What happens is that the word go
gets converted to golang
which doesn't get stemming converted down to any other forms.
However, this is no silver bullet. Any search for the term go
is ultimately a search for the word golang
and the regular English word go
. So the benefit of all of this was that we got rid of search results matching on going
and gone
.
What you have to decide...
The case for go
is similar to the case for react
. Both of these words are nouns but they're also verbs.
Should people find "reacting to events" when they search for "react"?
If so, use react, reactjs
in the synonyms list.
Should people only find documents related to noun "React" when they search for "event handing in react"?
If so, use react => reactjs
in the synonyms list.
It's up to you and your documents and what your users tend to search for.
Bonus! For American vs British English
AVKO.org publishes a list of all British to American English synonyms. You can download the whole list here. Unfortunately I can't find a license for this file but the compiled synonyms file is part of this repo which is licensed under MIT.

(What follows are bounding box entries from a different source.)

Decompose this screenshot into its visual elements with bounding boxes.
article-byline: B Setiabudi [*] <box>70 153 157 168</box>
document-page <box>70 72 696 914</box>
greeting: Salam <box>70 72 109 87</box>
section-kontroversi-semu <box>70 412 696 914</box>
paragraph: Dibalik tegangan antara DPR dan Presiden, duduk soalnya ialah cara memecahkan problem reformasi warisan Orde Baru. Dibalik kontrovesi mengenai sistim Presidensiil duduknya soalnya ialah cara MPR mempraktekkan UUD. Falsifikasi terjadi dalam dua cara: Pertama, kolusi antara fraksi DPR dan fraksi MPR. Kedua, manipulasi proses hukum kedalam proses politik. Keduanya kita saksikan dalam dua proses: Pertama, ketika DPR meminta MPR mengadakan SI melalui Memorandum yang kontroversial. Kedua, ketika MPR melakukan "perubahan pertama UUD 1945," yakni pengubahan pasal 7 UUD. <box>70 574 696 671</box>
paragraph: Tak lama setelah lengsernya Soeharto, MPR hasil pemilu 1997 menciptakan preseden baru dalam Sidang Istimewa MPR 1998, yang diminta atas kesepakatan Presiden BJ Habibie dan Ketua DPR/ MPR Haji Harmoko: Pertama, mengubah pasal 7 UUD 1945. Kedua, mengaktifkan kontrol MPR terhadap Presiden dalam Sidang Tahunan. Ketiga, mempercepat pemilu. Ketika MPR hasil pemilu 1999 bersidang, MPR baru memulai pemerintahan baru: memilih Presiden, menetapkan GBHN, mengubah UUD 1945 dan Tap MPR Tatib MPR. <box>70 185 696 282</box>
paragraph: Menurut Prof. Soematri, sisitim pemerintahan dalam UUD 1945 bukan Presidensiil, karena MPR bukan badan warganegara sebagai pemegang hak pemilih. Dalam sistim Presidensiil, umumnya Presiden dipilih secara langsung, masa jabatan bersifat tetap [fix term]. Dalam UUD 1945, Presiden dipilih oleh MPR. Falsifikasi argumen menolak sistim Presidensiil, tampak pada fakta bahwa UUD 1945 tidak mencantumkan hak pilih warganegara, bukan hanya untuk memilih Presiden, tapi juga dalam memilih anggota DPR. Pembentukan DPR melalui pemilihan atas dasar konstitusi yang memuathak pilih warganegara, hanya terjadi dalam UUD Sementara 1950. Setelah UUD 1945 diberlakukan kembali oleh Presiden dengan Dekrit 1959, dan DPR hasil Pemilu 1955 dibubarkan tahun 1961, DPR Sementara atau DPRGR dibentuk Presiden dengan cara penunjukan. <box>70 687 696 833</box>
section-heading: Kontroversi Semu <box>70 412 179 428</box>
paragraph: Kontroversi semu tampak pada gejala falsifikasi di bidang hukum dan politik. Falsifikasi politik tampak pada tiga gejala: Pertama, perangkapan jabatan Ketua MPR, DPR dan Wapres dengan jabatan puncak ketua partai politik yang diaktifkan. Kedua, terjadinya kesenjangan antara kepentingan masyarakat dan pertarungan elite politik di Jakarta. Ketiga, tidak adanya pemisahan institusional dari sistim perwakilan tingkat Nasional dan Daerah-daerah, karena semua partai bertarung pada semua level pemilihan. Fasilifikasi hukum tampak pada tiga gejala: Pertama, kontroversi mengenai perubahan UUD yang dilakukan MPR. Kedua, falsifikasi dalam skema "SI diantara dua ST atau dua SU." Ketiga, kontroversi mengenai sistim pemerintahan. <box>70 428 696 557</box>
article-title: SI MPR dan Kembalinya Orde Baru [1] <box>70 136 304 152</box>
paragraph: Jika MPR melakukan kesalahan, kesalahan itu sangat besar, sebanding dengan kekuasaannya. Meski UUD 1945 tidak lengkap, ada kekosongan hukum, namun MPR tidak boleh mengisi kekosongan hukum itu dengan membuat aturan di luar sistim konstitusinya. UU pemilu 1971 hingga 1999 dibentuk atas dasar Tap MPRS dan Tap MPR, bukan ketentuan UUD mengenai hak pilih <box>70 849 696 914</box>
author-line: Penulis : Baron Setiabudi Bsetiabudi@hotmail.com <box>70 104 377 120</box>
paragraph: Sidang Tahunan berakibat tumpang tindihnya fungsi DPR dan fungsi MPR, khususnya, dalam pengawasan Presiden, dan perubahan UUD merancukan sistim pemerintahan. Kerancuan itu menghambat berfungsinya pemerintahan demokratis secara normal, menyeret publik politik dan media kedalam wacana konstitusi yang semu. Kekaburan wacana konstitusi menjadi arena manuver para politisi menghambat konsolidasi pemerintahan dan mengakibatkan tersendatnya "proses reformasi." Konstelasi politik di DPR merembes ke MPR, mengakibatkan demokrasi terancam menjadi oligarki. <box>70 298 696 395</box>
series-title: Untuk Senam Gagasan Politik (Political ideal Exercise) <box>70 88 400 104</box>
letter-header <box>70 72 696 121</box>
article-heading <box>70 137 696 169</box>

I download this list and keep it in the repo. Then when setting up the analyzer and token filters I load it in like this:
synonyms_root = os.path.join(
settings.BASE_DIR, 'peterbecom/es-synonyms'
)
american_british_syns_fn = os.path.join(
synonyms_root, 'be-ae.synonyms'
)
with open(american_british_syns_fn) as f:
for line in f:
if (
'=>' not in line or
line.strip().startswith('#')
):
continue
all_synonyms.append(line.strip())
Now I can finally enjoy not having to worry about the fact that sometimes I spell it "license" and sometimes I spell it "licence". It's all the same now. Brits and Americans, rejoice on common ground!
Bonus! For terrible spellers
Although I don't have a big problem with this on my techy blog but you can use the Simple Contraction technique to list unambiguously bad spelling. Add dont => don't
to the list of synonyms and a search for dont
is a search for don't
.
Last but not least, the official Elasticsearch documentation is the place to go. This blog post hopefully phrases it in more approachable terms. Especially for Python peeps.